研究課題/領域番号 |
24621010
|
研究機関 | 北里大学 |
研究代表者 |
田ヶ谷 浩邦 北里大学, 医療衛生学部, 教授 (50342928)
|
研究分担者 |
田中 克俊 北里大学, 医学(系)研究科(研究院), 教授 (30365176)
石川 均 北里大学, 医療衛生学部, 教授 (80265701)
|
キーワード | 睡眠学 / 交代勤務 / メラトニン / メラノプシン |
研究概要 |
高照度光による体内時計位相と覚醒度に対する作用を媒介しているメラノプシン含有網膜神経節細胞(mRGC、あるいは内因性光感受性網膜神経節細胞:ipRGC)に関する最新の情報を全米睡眠医学会・全米睡眠科学会総会で収集した。最新の研究成果によると、mRGCは入力元の網膜神経細胞の種類、投射先の神経核などにより5つのサブタイプ(M1~M5)に分類されている。このうち、M1細胞は体内時計である視交叉上核(SCN)と中脳視蓋前域オリーブ核(OPN)に投射して、SCNを介する経路で概日リズム位相変位、メラトニン分泌抑制、覚醒作用を、OPNを介する経路で対光反射を引き起こしている。M2、M4、M5細胞は外側膝状体などを介して、低解像度の視覚を媒介する可能性が指摘されていること。M3細胞の投射先と機能は今のところ不明である。マウスではmRGC細胞は高照度の460nm付近の帯域の光で脱分極し活動電位が生じるが、様々なレベルで光感受性をノックアウトしたマウスによる研究で、mRCGの光感受性がなくても低照度(1 lx以下)でも概日リズム変位作用が生じ、これらは桿体細胞からmRCGへの入力によって引き起こされていると報告された。 上記の新知見を踏まえて、高照度光照射装置と450-500nmの帯域を特異的に阻害する特殊ゴーグルを用いる本研究計画の妥当性について、共同研究者石川と検討を行った。文献を詳細に検討したところ、mRCGのメラノプシン産生と錐体細胞のフォトプシン産生を同時ノックアウトした場合のみ1 lx以下で良好な概日リズム同調が生じた。
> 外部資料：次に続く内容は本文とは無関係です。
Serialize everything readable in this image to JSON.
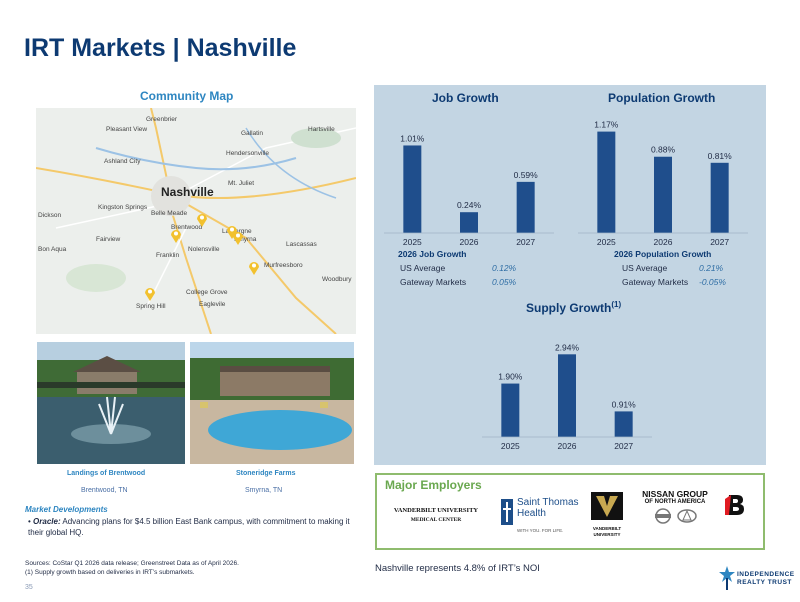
{
  "title": "IRT Markets | Nashville",
  "map": {
    "label": "Community Map",
    "city": "Nashville",
    "towns": [
      "Greenbrier",
      "Pleasant View",
      "Gallatin",
      "Hartsville",
      "Ashland City",
      "Hendersonville",
      "Mt. Juliet",
      "Kingston Springs",
      "Belle Meade",
      "Dickson",
      "Brentwood",
      "La Vergne",
      "Smyrna",
      "Bon Aqua",
      "Fairview",
      "Franklin",
      "Nolensville",
      "Lascassas",
      "Murfreesboro",
      "Woodbury",
      "College Grove",
      "Eaglevile",
      "Spring Hill"
    ]
  },
  "properties": [
    {
      "name": "Landings of Brentwood",
      "location": "Brentwood, TN"
    },
    {
      "name": "Stoneridge Farms",
      "location": "Smyrna, TN"
    }
  ],
  "developments": {
    "title": "Market Developments",
    "bullet_label": "Oracle:",
    "bullet_text": "Advancing plans for $4.5 billion East Bank campus, with commitment to making it their global HQ."
  },
  "sources": {
    "line1": "Sources: CoStar Q1 2026 data release; Greenstreet Data as of April 2026.",
    "line2": "(1)  Supply growth based on deliveries in IRT’s submarkets."
  },
  "page_number": "35",
  "chart_data": [
    {
      "type": "bar",
      "title": "Job Growth",
      "categories": [
        "2025",
        "2026",
        "2027"
      ],
      "values": [
        1.01,
        0.24,
        0.59
      ],
      "labels": [
        "1.01%",
        "0.24%",
        "0.59%"
      ],
      "ylim": [
        0,
        1.2
      ],
      "color": "#1f4e8c"
    },
    {
      "type": "bar",
      "title": "Population Growth",
      "categories": [
        "2025",
        "2026",
        "2027"
      ],
      "values": [
        1.17,
        0.88,
        0.81
      ],
      "labels": [
        "1.17%",
        "0.88%",
        "0.81%"
      ],
      "ylim": [
        0,
        1.2
      ],
      "color": "#1f4e8c"
    },
    {
      "type": "bar",
      "title": "Supply Growth",
      "title_note": "(1)",
      "categories": [
        "2025",
        "2026",
        "2027"
      ],
      "values": [
        1.9,
        2.94,
        0.91
      ],
      "labels": [
        "1.90%",
        "2.94%",
        "0.91%"
      ],
      "ylim": [
        0,
        3.2
      ],
      "color": "#1f4e8c"
    }
  ],
  "job_stats": {
    "heading": "2026 Job Growth",
    "rows": [
      {
        "label": "US Average",
        "value": "0.12%"
      },
      {
        "label": "Gateway Markets",
        "value": "0.05%"
      }
    ]
  },
  "pop_stats": {
    "heading": "2026 Population Growth",
    "rows": [
      {
        "label": "US Average",
        "value": "0.21%"
      },
      {
        "label": "Gateway Markets",
        "value": "-0.05%"
      }
    ]
  },
  "employers": {
    "title": "Major Employers",
    "vanderbilt_medical": "VANDERBILT UNIVERSITY",
    "vanderbilt_medical_sub": "MEDICAL CENTER",
    "saint_thomas": "Saint Thomas Health",
    "saint_thomas_tag": "WITH YOU. FOR LIFE.",
    "vanderbilt_univ": "VANDERBILT UNIVERSITY",
    "nissan_line1": "NISSAN GROUP",
    "nissan_line2": "OF NORTH AMERICA"
  },
  "noi_note": "Nashville represents 4.8% of IRT’s NOI",
  "logo": {
    "line1": "INDEPENDENCE",
    "line2": "REALTY TRUST"
  },
  "colors": {
    "title": "#0d3a72",
    "accent": "#2e86c1",
    "panel": "#c3d5e3",
    "bar": "#1f4e8c",
    "employers_border": "#8fbc6e"
  }
}
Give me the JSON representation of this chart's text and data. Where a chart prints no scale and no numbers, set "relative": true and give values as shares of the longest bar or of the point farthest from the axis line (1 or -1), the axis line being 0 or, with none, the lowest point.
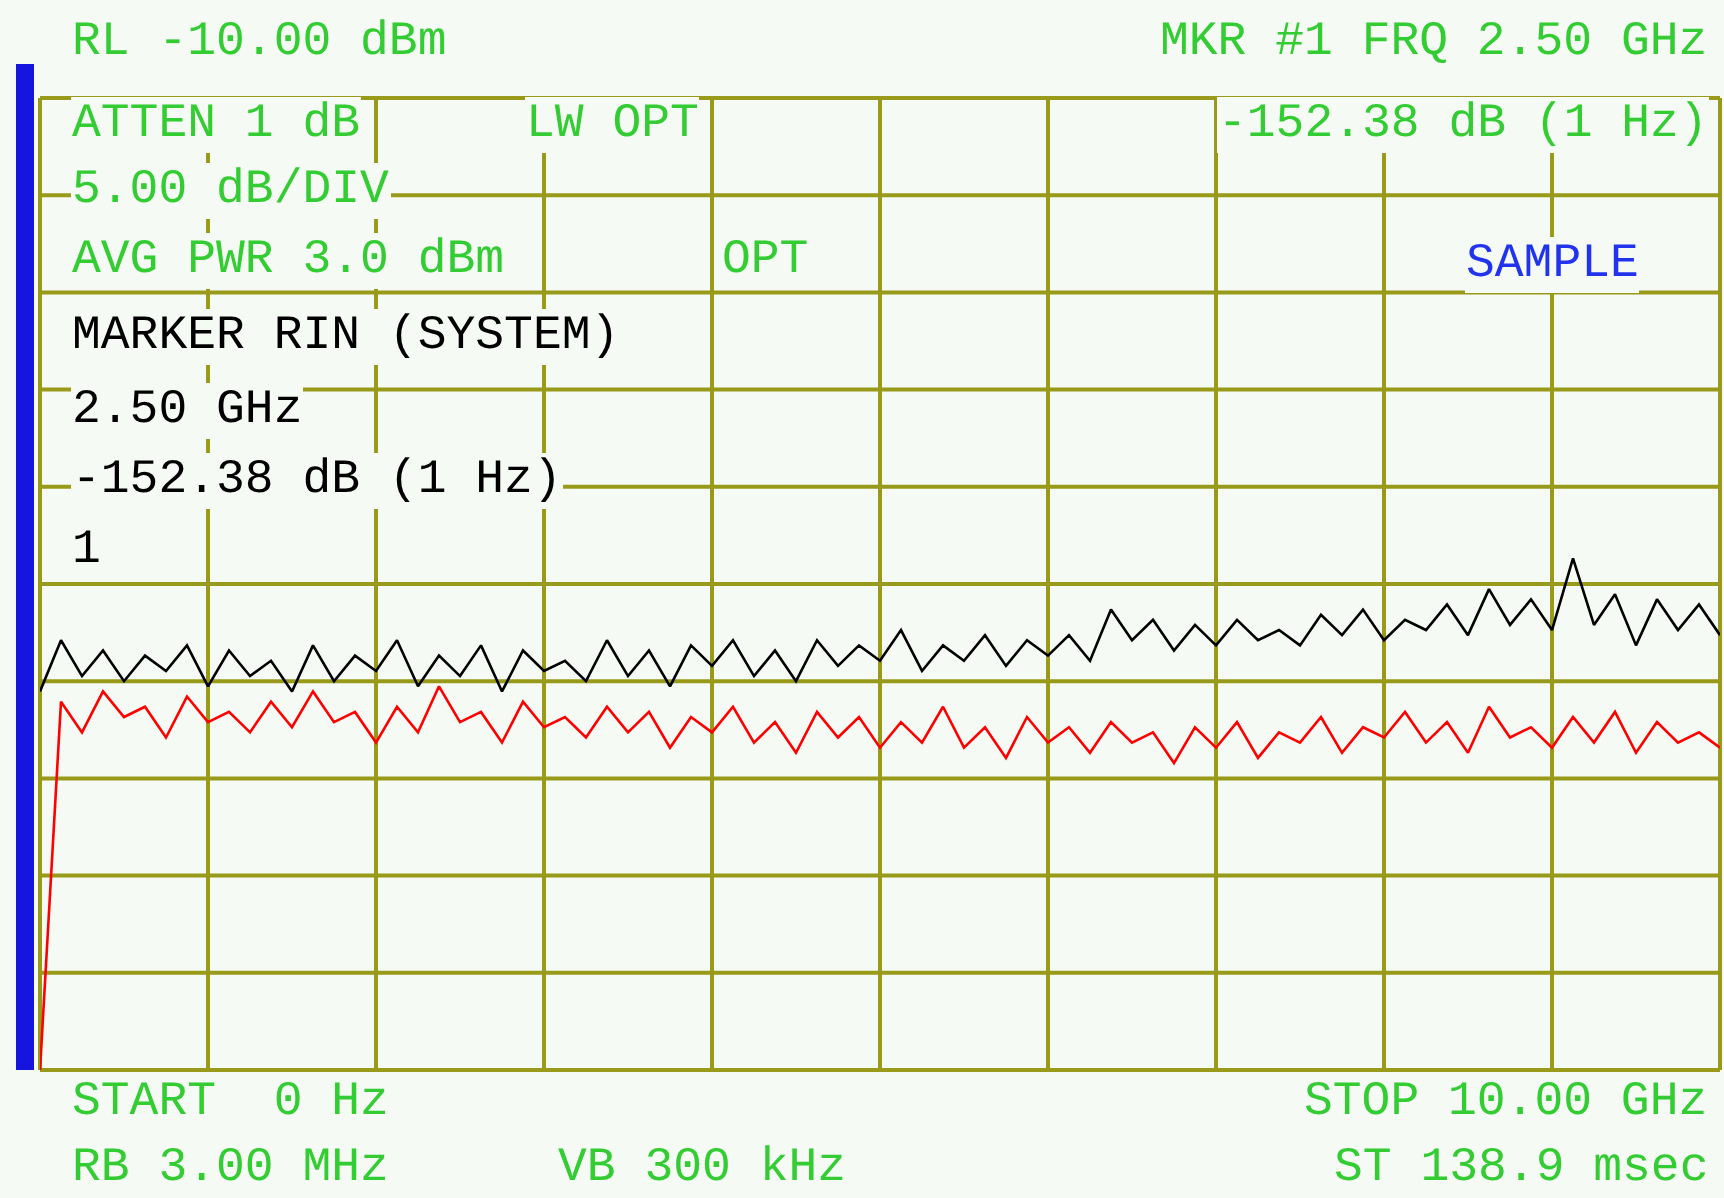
{
  "chart_data": {
    "type": "line",
    "relative": true,
    "grid": true,
    "marker": "none",
    "line_style": "solid",
    "tick_labels": false,
    "categories": [
      null,
      null,
      null,
      null,
      null,
      null,
      null,
      null,
      null,
      null,
      null,
      null,
      null,
      null,
      null,
      null,
      null,
      null,
      null,
      null,
      null,
      null,
      null,
      null,
      null,
      null,
      null,
      null,
      null,
      null,
      null,
      null,
      null,
      null,
      null,
      null,
      null,
      null,
      null,
      null,
      null,
      null,
      null,
      null,
      null,
      null,
      null,
      null,
      null,
      null,
      null,
      null,
      null,
      null,
      null,
      null,
      null,
      null,
      null,
      null,
      null,
      null,
      null,
      null,
      null,
      null,
      null,
      null,
      null,
      null,
      null,
      null,
      null,
      null,
      null,
      null,
      null,
      null,
      null,
      null,
      null
    ],
    "annotations": [
      "RL -10.00 dBm",
      "MKR #1 FRQ 2.50 GHz",
      "ATTEN 1 dB",
      "LW OPT",
      "-152.38 dB (1 Hz)",
      "5.00 dB/DIV",
      "AVG PWR 3.0 dBm",
      "OPT",
      "SAMPLE",
      "MARKER RIN (SYSTEM)",
      "2.50 GHz",
      "-152.38 dB (1 Hz)",
      "1",
      "START  0 Hz",
      "STOP 10.00 GHz",
      "RB 3.00 MHz",
      "VB 300 kHz",
      "ST 138.9 msec"
    ],
    "series": [
      {
        "color": "#000000",
        "values": [
          0.74,
          0.84,
          0.77,
          0.82,
          0.76,
          0.81,
          0.78,
          0.83,
          0.75,
          0.82,
          0.77,
          0.8,
          0.74,
          0.83,
          0.76,
          0.81,
          0.78,
          0.84,
          0.75,
          0.81,
          0.77,
          0.83,
          0.74,
          0.82,
          0.78,
          0.8,
          0.76,
          0.84,
          0.77,
          0.82,
          0.75,
          0.83,
          0.79,
          0.84,
          0.77,
          0.82,
          0.76,
          0.84,
          0.79,
          0.83,
          0.8,
          0.86,
          0.78,
          0.83,
          0.8,
          0.85,
          0.79,
          0.84,
          0.81,
          0.85,
          0.8,
          0.9,
          0.84,
          0.88,
          0.82,
          0.87,
          0.83,
          0.88,
          0.84,
          0.86,
          0.83,
          0.89,
          0.85,
          0.9,
          0.84,
          0.88,
          0.86,
          0.91,
          0.85,
          0.94,
          0.87,
          0.92,
          0.86,
          1,
          0.87,
          0.93,
          0.83,
          0.92,
          0.86,
          0.91,
          0.85
        ]
      },
      {
        "color": "#ff0000",
        "values": [
          0,
          0.72,
          0.66,
          0.74,
          0.69,
          0.71,
          0.65,
          0.73,
          0.68,
          0.7,
          0.66,
          0.72,
          0.67,
          0.74,
          0.68,
          0.7,
          0.64,
          0.71,
          0.66,
          0.75,
          0.68,
          0.7,
          0.64,
          0.72,
          0.67,
          0.69,
          0.65,
          0.71,
          0.66,
          0.7,
          0.63,
          0.69,
          0.66,
          0.71,
          0.64,
          0.68,
          0.62,
          0.7,
          0.65,
          0.69,
          0.63,
          0.68,
          0.64,
          0.71,
          0.63,
          0.67,
          0.61,
          0.69,
          0.64,
          0.67,
          0.62,
          0.68,
          0.64,
          0.66,
          0.6,
          0.67,
          0.63,
          0.68,
          0.61,
          0.66,
          0.64,
          0.69,
          0.62,
          0.67,
          0.65,
          0.7,
          0.64,
          0.68,
          0.62,
          0.71,
          0.65,
          0.67,
          0.63,
          0.69,
          0.64,
          0.7,
          0.62,
          0.68,
          0.64,
          0.66,
          0.63
        ]
      }
    ]
  }
}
桿体細胞のロドプシン産生の至適帯域は498 nmと、mRCGのメラノプシン産生至適帯域と重なるものの、実験において、特殊ゴーグルを装着してもこの帯域の照度が10 lx以上となるよう調整することは容易であり、当初の実験計画を大幅に変更することはないとの結論に達した。
|
現在までの達成度 (区分) |
現在までの達成度 (区分)
3: やや遅れている
理由
ノックアウトマウスを用いた最新の研究により、メラノプシン含有網膜神経節細胞(mRGC、あるいは内因性光感受性網膜神経節細胞:ipRGC)の光感受性がなくても低照度(1 lx以下)でも概日リズム変位作用が生じ、これらは桿体細胞からmRCGへの入力によって引き起こされていると報告された。この新知見により、計画している実験計画についての再検討(関連文献の検討、作成済み特殊ゴーグルで問題が生じないかどうかの検討)を要したため。
|
今後の研究の推進方策 |
ノックアウトマウスを用いた最新の研究により、メラノプシン含有網膜神経節細胞(mRGC、あるいは内因性光感受性網膜神経節細胞:ipRGC)の光感受性がなくても低照度(1 lx以下)でも概日リズム変位作用が生じ、これらは桿体細胞からmRCGへの入力によって引き起こされているという新知見が報告された。この新知見への対応を盛り込んだ健常者を対象とした交代勤務シミュレーション実験を、平成26年度に実施する。
|
次年度の研究費の使用計画 |
ノックアウトマウスを用いた最新の研究により、メラノプシン含有網膜神経節細胞(mRGC、あるいは内因性光感受性網膜神経節細胞:ipRGC)の光感受性がなくても低照度(1 lx以下)でも概日リズム変位作用が生じ、これらは桿体細胞からmRCGへの入力によって引き起こされていると報告された。この新知見により、計画している実験計画についての再検討(関連文献の検討、作成済み特殊ゴーグルで問題が生じないかどうかの検討)を要したため。 上記新知見への対応を盛り込んだ健常者を対象とした交代勤務シミュレーション実験を、平成26年度に実施する。